C’est donc l’histoire de quelques paumés magnifiques qui vivent en équilibre instable entre un container céleste et le dépotoir post-apocalyptique de notre société. La cabane vacillante dit quelque chose de la manière dont on peine à trouver sa place dans ce drôle de monde-poubelle. Le sol de papiers et plastiques mouvants sur la scène nous le rappelle, immense vortex de déchets qui étouffe peu à peu les océans et nos rêves. Tout cela est bien casse-gueule en effet. Quels que soient les humains sur lesquels on s’attarde.

Ici, il y a d’abord un bonhomme à la coupe de cheveux improbable avec un caractère qu’on devine soupe au lait. Celui auquel on s’attache, dont on ferait volontiers un copain malgré sa gueule qui ne ressemble à rien, son alcoolisme ordinaire et sa vie qui fout le camp comme sa chaussure gauche. Et derrière la caricature, on est attendri par son humour et sa poésie, sa souplesse… Retrouver l’humanité de l’homme. En chacun·e un soleil. Et tout le tsouin-tsouin.

Il y a ensuite la diva transgenre – mélange de Samson et de Conchita Wurst – qui illuminera le plateau de ses saillies vocales. Iel ne cessera de revendiquer sa différence jusqu’à apostropher le public pour dire sa fierté d’avoir convaincu le jury de l’élire Miss Suisse. Du grand n’importe quoi, disions-nous. Et ceci, malgré la réprobation grandissante de certains vieux abonnés « caroubourgeois » qui, se sentant pris en otage, sortent de la salle en créant un malaise bienvenu.

Notre clochard céleste et sa drag-queen solaire s’acoquinent finalement d’une danseuse tonique à l’accoutrement négligé. Celle-ci semble espérer sortir de l’ombre des invisibles pour prendre la lumière sur un improbable podium de défilé de mode. Une manière de dire qu’on cherche malgré la déglingue environnante encore et toujours son quart d’heure de gloire warholienne ?

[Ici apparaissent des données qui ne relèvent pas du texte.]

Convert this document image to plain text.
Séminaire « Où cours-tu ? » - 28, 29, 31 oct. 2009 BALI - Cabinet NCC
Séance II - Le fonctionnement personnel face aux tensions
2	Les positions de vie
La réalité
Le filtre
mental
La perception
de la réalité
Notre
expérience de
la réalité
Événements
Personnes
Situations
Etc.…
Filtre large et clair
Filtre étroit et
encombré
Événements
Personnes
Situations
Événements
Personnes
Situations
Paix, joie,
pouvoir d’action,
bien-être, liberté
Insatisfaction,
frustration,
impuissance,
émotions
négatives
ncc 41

Et finalement la mort est là, représentée par le squelette halloweenien du clown déjanté et inclassable Martin Zimmerman, lauréat 2021 du Grand Prix suisse des arts de la scène. Démiurge espiègle de cette fête crépusculaire, il rythme cette déca-danse beckettienne en claquant des dents et en éructant à tout-va sa peur de la laideur et de la trivialité de l’existence pour mieux l’exorciser dans l’excès.

Au chant des violons, aux flammes des bougies,
Espères-tu chasser ton cauchemar moqueur,
Et viens-tu demander au torrent des orgies
De rafraîchir l’enfer allumé dans ton coeur ?

La performance contient l’énergie d’une pile Duracell. Elle continue en roue libre sa sarabande absurde jusqu’à plus soif. Il est vrai que si la vie est courte, les soirées au théâtre sont parfois longues… Mais il ne faut surtout pas s’arrêter, continuer de faire du bruit comme le futur noyé qui bat tant et plus des bras à la surface de l’eau. Ou danser encore et toujours sous les néons bringuebalants de ce monde perdu. Au risque, sinon, de penser à la suite…

Des quais froids de la Seine aux bords brûlants du Gange,
Le troupeau mortel saute et se pâme, sans voir
Dans un trou du plafond la trompette de l’Ange
Sinistrement béante ainsi qu’un tromblon noir.

Stéphane Michaud

Infos pratiques :

Danse macabre, d’après le poème ce Charles Baudelaire, au Théâtre de Carouge du 16 septembre au 2 octobre 2022.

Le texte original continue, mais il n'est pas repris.